Corrects bias which occurs during the estimation process (aside from this we don’t need to know all the details about why this happens). Lose a degree of freedom
Why do we use squared deviation in order to calculate variance (Yi - Y bar)^2?
Gets rid of negatives
Weights larger deviations more heavily
estimation
Estimation: is the process of inferring a population parameter from sample data. The value of an estimate calculated from the data is almost never the exact same as the true value (the parameter).
Use standard error formula to see what variability we should expect and if we can trust our estimates
By repeatedly sampling tables we eventually end up with the probability distribution of all the values of an estimate we might have obtained if we sampled the population this way
standard error
an estimate of the standard deviation of the sampling distribution.
Predicts the sampling error of the estimate. It can indicate uncertainty and precision
In most cases we do not have the real sampling distribution so use standard error of the mean
sampling distribution
Sampling distribution: theoretical distribution of an estimate.

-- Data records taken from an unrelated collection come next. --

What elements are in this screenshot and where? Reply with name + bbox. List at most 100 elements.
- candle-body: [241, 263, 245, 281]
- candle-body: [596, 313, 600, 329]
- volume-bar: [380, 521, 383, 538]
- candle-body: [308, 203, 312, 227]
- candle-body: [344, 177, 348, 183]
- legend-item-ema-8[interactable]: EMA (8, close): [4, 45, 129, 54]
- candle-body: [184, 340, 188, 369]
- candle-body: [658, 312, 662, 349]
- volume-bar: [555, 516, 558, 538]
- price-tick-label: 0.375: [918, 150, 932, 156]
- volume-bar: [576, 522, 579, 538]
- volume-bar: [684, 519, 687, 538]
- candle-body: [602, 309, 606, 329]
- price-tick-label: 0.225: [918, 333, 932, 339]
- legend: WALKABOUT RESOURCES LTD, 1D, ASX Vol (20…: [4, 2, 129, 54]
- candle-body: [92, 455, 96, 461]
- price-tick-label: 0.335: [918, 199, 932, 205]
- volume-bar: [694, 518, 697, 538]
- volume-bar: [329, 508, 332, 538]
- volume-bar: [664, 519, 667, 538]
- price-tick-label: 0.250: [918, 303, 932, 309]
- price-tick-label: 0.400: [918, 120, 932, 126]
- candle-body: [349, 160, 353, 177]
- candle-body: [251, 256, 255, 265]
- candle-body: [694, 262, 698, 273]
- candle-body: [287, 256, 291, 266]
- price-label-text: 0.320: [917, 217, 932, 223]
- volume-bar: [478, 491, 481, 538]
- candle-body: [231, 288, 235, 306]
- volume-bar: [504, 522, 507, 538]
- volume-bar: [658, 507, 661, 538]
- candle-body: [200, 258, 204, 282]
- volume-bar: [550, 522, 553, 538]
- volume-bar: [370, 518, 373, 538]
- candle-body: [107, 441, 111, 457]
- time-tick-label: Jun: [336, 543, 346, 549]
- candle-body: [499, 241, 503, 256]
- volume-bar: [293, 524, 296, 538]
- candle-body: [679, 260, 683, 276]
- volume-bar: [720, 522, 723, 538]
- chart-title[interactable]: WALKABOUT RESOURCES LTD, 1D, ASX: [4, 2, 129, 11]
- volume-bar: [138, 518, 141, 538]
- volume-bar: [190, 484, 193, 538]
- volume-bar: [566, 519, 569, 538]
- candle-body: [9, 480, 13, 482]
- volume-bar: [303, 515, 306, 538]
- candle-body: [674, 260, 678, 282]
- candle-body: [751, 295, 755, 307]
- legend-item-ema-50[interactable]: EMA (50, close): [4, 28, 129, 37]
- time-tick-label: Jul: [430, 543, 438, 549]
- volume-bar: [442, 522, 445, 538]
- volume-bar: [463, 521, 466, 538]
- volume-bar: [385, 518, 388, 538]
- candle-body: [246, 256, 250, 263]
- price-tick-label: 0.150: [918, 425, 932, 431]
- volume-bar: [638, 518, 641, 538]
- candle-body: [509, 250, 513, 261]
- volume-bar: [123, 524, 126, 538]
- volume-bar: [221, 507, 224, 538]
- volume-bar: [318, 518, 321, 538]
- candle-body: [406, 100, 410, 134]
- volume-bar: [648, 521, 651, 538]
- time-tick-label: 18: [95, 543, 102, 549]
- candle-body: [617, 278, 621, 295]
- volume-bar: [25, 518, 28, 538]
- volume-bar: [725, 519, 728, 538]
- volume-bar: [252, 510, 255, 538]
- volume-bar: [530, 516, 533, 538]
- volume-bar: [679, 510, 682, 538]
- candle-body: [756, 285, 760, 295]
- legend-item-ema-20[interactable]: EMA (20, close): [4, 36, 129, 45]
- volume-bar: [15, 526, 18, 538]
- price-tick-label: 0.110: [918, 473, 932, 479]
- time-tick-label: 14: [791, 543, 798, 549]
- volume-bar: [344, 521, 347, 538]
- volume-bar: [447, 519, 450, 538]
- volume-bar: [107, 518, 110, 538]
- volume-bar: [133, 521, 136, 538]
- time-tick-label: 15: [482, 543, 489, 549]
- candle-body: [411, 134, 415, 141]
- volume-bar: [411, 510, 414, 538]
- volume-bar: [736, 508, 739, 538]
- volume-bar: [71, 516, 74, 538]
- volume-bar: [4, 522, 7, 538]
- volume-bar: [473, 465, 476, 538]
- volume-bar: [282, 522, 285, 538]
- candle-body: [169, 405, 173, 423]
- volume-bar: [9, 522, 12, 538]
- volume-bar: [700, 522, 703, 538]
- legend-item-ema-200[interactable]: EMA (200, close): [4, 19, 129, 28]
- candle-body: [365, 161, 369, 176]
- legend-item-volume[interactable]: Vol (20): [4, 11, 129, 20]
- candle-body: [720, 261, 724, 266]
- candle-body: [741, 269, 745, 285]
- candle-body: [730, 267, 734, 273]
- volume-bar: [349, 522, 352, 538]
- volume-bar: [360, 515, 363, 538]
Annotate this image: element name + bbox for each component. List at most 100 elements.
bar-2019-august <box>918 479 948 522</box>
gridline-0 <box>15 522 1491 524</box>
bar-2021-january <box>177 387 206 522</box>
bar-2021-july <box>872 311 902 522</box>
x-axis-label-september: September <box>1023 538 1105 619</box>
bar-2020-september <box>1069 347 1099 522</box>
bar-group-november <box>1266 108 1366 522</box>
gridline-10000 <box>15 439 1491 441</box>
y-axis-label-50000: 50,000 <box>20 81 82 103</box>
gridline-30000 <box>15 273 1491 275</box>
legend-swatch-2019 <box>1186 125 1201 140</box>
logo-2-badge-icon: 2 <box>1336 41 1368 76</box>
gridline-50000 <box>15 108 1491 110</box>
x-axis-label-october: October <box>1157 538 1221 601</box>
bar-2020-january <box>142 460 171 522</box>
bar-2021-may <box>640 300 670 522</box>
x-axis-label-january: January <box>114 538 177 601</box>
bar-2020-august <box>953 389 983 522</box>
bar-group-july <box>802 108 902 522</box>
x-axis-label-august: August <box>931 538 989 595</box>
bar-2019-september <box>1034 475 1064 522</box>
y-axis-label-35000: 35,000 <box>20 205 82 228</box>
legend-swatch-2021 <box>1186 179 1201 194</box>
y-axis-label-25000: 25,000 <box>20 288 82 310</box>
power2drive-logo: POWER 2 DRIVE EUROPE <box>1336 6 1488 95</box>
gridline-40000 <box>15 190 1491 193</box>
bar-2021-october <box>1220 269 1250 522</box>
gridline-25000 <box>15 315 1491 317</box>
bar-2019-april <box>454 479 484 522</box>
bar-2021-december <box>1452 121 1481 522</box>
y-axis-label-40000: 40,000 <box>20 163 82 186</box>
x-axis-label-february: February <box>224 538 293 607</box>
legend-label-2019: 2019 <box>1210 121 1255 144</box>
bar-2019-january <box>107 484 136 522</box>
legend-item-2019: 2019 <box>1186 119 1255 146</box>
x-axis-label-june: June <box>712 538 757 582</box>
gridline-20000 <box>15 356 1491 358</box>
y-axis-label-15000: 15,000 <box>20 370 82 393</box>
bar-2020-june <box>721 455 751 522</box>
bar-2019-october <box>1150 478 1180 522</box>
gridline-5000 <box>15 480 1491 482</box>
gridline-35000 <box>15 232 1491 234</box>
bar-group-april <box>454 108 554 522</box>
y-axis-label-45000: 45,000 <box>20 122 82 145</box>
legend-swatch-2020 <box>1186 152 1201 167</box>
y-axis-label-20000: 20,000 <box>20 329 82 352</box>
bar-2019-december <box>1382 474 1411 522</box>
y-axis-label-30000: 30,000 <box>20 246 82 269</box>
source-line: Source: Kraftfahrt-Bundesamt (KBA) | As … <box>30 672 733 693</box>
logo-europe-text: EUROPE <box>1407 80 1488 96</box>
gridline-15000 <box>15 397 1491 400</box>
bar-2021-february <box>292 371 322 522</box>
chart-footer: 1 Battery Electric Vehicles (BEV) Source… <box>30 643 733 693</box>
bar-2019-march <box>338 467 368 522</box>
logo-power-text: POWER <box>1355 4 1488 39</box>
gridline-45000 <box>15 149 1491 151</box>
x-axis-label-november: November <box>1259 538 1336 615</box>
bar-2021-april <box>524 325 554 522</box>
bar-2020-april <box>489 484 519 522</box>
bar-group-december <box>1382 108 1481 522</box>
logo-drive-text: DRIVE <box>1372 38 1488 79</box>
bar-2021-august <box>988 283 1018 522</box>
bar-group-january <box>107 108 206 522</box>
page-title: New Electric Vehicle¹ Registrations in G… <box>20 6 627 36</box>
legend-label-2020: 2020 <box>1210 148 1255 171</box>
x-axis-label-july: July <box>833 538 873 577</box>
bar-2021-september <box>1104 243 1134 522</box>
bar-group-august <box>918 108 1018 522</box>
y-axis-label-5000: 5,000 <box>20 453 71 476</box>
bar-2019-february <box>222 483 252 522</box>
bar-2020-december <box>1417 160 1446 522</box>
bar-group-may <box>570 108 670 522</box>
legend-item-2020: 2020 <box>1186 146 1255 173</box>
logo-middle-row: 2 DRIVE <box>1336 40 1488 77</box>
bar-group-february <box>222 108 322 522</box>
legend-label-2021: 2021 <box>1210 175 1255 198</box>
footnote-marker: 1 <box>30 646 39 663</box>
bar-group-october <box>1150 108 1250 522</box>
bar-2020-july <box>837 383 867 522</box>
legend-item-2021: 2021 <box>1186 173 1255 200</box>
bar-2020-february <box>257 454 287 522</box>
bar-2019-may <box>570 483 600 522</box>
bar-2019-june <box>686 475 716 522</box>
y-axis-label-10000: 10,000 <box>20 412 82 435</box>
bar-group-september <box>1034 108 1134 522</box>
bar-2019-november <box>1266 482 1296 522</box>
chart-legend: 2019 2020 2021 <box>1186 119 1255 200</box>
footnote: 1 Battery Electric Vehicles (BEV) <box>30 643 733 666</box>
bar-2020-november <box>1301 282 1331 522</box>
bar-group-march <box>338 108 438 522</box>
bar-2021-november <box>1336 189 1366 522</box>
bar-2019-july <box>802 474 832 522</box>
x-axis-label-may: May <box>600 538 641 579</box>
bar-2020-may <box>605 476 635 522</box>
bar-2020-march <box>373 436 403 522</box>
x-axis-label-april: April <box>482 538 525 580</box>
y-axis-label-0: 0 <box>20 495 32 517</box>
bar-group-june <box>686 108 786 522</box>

The larger the sample size the more narrow and precise the sampling distribution
standard error of the mean
Standard error of the mean: gives us understanding of the likely difference between our sample mean and the true population mean.
standard deviation and variance
Variance is larger than standard deviation
Standard deviation has same units as data values whereas variance does not
summary
Estimation is the process of inferring a population parameter from sample data.
All estimates have a sampling distribution, which is the probability distribution of all possible values of the estimate that might be obtained under random sampling with a given sample size.
The standard error of an estimate is the standard deviation of its sampling distribution. It measures precision. The smaller the SE, the more precise the estimate. We can approximate this estimate, fortunately, from a single sample.
As an approximation, 95% of the time the true parameter value will lie within two SE’s plus or minus from the sample estimate.
Standard errors (and standard error bars on graph) indicate uncertainty about the sample estimates (mean, sd, median etc), NOT variability in the raw data.